Teve conversa com o dr Pedro Nuno Santos nos últimos 30 dias, pergunta Paulo Moniz. "Falo com ele com bastante regularidade", esclareceu. E não escondeu que falaram de todo este processo. "É um assunto que pela sua relevância é natural que tenha falado sobre ele com Pedro Nuno Santos", defende. E atira: "mas se me está a perguntar se preparei esta reunião com o Pedro Nuno Santos, digo-lhe que não".

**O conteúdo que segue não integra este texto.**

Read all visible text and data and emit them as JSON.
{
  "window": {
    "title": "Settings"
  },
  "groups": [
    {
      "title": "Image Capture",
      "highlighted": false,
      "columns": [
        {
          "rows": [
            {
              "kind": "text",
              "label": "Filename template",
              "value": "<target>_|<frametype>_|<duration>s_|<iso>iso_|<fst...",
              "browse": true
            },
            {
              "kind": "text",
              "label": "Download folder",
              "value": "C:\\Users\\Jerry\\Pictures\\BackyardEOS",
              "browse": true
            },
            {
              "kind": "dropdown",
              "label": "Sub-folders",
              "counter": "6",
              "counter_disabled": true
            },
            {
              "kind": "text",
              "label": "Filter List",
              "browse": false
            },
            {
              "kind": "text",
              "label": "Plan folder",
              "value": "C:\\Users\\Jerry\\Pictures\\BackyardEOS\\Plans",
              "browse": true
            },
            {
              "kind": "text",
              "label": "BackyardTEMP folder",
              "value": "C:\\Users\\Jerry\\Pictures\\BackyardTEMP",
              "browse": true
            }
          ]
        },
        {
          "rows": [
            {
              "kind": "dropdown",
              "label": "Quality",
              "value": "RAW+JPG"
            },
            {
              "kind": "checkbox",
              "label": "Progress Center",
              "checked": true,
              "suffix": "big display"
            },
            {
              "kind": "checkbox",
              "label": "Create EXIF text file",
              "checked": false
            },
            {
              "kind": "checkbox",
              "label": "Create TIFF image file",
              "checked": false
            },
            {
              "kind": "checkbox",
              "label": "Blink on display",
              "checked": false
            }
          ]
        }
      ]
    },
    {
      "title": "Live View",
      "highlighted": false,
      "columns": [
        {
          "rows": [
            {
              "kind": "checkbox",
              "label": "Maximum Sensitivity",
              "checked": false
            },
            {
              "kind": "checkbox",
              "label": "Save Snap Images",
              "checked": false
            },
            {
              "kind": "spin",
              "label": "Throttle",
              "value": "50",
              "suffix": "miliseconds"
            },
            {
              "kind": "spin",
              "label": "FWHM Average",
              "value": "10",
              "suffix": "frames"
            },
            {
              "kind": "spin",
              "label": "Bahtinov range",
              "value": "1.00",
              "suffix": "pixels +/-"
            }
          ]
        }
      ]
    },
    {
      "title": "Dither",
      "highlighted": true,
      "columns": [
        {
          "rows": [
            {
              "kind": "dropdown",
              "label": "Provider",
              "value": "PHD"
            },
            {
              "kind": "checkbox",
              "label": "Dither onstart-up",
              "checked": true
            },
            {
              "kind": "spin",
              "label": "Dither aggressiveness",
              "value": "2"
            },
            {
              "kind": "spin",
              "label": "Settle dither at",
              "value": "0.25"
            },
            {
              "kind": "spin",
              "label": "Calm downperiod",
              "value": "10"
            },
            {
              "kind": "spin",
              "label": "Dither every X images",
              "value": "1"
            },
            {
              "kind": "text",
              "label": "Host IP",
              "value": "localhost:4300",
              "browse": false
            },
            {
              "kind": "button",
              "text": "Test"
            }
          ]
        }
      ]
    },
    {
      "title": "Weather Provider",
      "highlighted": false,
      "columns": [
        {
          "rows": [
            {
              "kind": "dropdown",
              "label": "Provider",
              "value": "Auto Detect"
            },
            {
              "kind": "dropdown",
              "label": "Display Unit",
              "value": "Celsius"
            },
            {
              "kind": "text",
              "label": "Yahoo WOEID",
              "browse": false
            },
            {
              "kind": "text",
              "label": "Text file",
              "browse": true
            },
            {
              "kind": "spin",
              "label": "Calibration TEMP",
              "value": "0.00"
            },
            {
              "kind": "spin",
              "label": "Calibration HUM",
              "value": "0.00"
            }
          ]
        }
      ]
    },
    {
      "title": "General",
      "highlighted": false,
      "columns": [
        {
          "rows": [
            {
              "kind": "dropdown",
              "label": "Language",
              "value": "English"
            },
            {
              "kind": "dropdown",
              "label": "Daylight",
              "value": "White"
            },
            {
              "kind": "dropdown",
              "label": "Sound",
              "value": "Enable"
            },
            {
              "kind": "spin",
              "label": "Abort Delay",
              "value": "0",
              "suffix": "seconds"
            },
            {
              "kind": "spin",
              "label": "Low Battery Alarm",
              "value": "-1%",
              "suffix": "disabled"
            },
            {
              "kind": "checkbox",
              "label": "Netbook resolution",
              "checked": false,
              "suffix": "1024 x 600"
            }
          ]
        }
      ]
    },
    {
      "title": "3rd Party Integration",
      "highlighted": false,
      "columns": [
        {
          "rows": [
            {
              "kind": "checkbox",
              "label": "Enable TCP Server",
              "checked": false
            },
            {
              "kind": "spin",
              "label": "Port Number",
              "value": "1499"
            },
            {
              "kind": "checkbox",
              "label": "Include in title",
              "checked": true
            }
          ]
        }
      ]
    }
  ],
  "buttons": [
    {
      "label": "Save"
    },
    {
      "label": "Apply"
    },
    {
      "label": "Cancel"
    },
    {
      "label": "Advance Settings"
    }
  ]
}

Maria Antónia Araújo esclareceu, também, que Ministério não tinha informação sobre "o respaldo jurídico" para o valor da indemnização paga a Alexandra Reis quando deu “conforto político” à ex-presidente executiva da TAP, Christine Ourmières-Widener, para avançar com as negociações. A ex-chefe de gabinete afirma mesmo que até certa altura achava que os serviços jurídicos da TAP estavam envolvidos, só mais tarde percebeu que não.
“Nós não recebemos qualquer conclusão jurídica, nem nenhum enquadramento jurídico Não havia uma conclusão jurídica, nós não tínhamos informação sobre o respaldo jurídico daquele valor [500.000 euros]”, assegurou.
Atual chefe de gabinete do secretário de Estado das Infraestruturas, Maria Antónia Araújo pediu aos deputados da comissão que revejam um anexo do relatório da auditoria da Inspeção-Geral de Finanças (IGF) que contém um email com informações do advogado César Sá Esteves, da SRS, que negociou por parte da TAP a saída da ex-administradora Alexandra Reis. Naquele email, explicou o advogado “diz especificamente que precisa de começar a redigir o clausulado do acordo”.
Os 500 mil não foram decididos pelo Ministério
“O valor final nunca foi decidido pela tutela, o que foi dado à tutela [pela ex-presidente executiva, Christine Ourmières-Widener] foi uma recomendação [de valor de indemnização] e um pedido de conforto político adjacente, pelo facto de ser um valor muitíssimo expressivo”, salientou a chefe de gabinete. A responsável sublinhou ainda que, no processo de saída de Alexandra Reis da TAP, a tutela "teve um acompanhamento acessório e à distância".
Maria Antónia Araújo esclareceu que na reunião com a TAP, na qual participou, em 01 de fevereiro de 2022, sobre o tema da saída de Alexandra Reis - data em que soube do acordo - o tema jurídico não foi tratado. E esclarece que não pensou na questão do Estatuto do Gestor Público também porque estava convencida de que o processo estava a ser bem acompanhado pelos respetivos advogados.
Mais tarde em resposta ao deputado do PCP, Bruno Dias, a chefe de gabinete defende que os advogados seguiram o código das sociedades comerciais na saída de Alexandra Reis da TAP, e não o estatuto do gestor público, por causa do "vínculo privado" da gestora.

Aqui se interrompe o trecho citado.